Fundada em 1776 no vale de Franschhoek por franceses huguenotes que fugiram da perseguição religiosa em seu país e reconheceram a qualidade do clima mediterrâneo daquele terroir. Em 1993, a propriedade foi totalmente reestruturada e modernizada por investidores entusiasmados com a qualidade do vinho ali produzido.
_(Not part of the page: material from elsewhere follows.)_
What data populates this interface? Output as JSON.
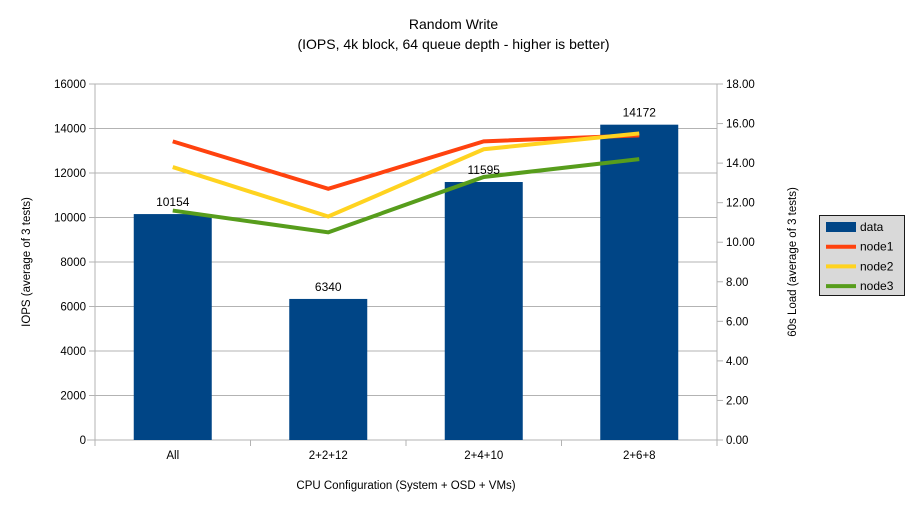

Elaborado a partir de um vinhedo plantado em solos graníticos em 1993, este Syrah utiliza uvas colhidas ao longo de uma semana e que foram fermentadas em tanques de concreto durante duas semanas. O amadurecimento foi feito em duas etapas: 18 meses em barricas de carvalho, de onde seguem para uma filtração com claras de ovo e retornam para as barricas por mais 9 meses antes de serem engarrafadas.
Uma curiosidade: o nome do vinho deriva das árvores locais chamadas Boekenhout, que forneciam excelente madeira utilizada na produção de móveis, sobretudo cadeiras (que ilustram o rótulo do vinho).
Impressões de degustação:
Cor púrpura vibrante e levemente translúcidda. No olfato, um impressionante conjunto de aromas de blackberries, ameixas, especiarias e notas minerais, de canela e flores. Na boca, muita fruta madura e bem integrada com a madeira. Acidez balanceada com o leve dulçor de seu alto teor de álcool e grande densidade. Final de boca com interessante caráter mineral e de ótima persistência. Nota: 92 pontos. (Mistral, US$83).